As minhas mãos fedem com o cheio de vidas queimadas.
As malas então no chão e o bilhete no lixo. A viajem acabou aqui, na hora da partida. O comboio ainda não chegou, mas o meu corpo já jaz desfeito nos carris, despedaçado pelo choque frontal com a vida. O meu rosto está voltado para o céu cor de sangue. Estas lágrimas são doces.
Na plataforma, ninguém me vê. O ar está cheio de um silêncio murmurado, uma ansiedade borbulhante, uma antecipação febril pelo encontro com o futuro.
Levanto-me, reunindo todos os fragmentos de mim, sem esquecer o coração, músculo cansado por anos de esforços vãos, e resistindo à tentação de deixar para trás as mãos, armas do pecado. Não levo as malas. Não preciso delas.
À meia-noite em ponto, uma mendiga vai coxear pela plataforma, em busca dos bancos protegidos por painéis de vidro, onde poderá dormir mais aconchegada, e ficará feliz por encontrar as malas abandonadas. Isto se outras mãos gananciosas não as tiverem levando antes.
Ainda assim, a possibilidade de uma boa acção acalenta-me a alma. Ponho cada esforço desde corpo na árdua tarefa de avançar em frente, ao longo da linha. O ar arranha-me a garganta e a cor brilhante do céu faz-me arder os olhos. É fogo divino, consumindo as minhas memórias negras.
O comboio aproxima-se. Não há obstáculos à sua frente desta vez. Não, ele já levou a minha vida antes. Seria cruel levá-la de novo.

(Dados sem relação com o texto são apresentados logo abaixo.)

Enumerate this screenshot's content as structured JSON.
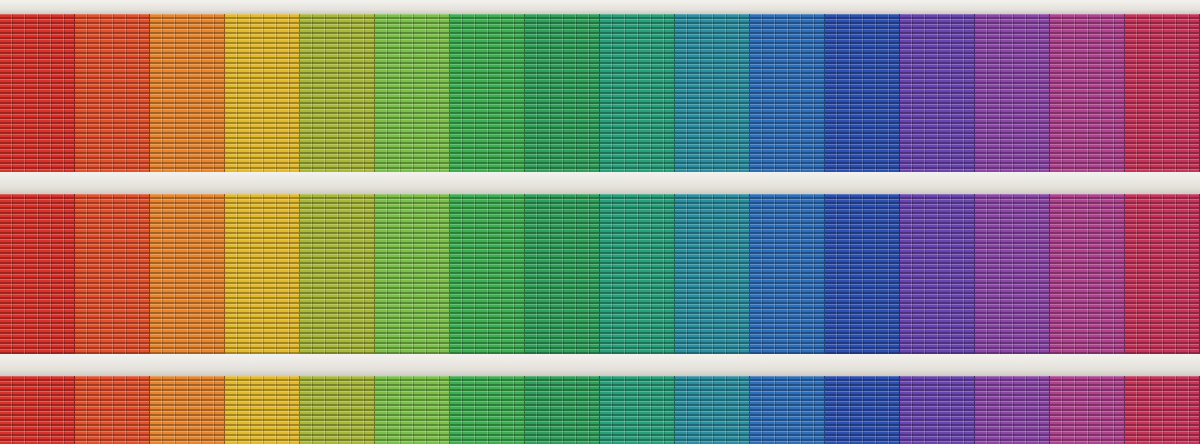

Vejo-o passar, como o sonho de um futuro que se perdeu. Não pára. O mesmo comboio nunca pára duas vezes na mesma estação. Ou agarras a oportunidade à primeira, ou juntas-te a mim, sentada no chão, no final da plataforma, fitando a cidade que morre tão lentamente como tu, cobrindo-se de um cinzento cada vez mais enlutado.
Inspiro fundo o ar viciado e fecho os olhos. Penso.
Não matei. Não traí. Não roubei. Mas o meu coração é um destroço pulsante de vida e o mundo parece todo vermelho. As minhas mãos ainda cheiram a queimado. A minha alma ainda se encolhe perante a luz.
Porque tu mataste, traíste, roubaste. E eu estava ao teu lado e não fiz nada.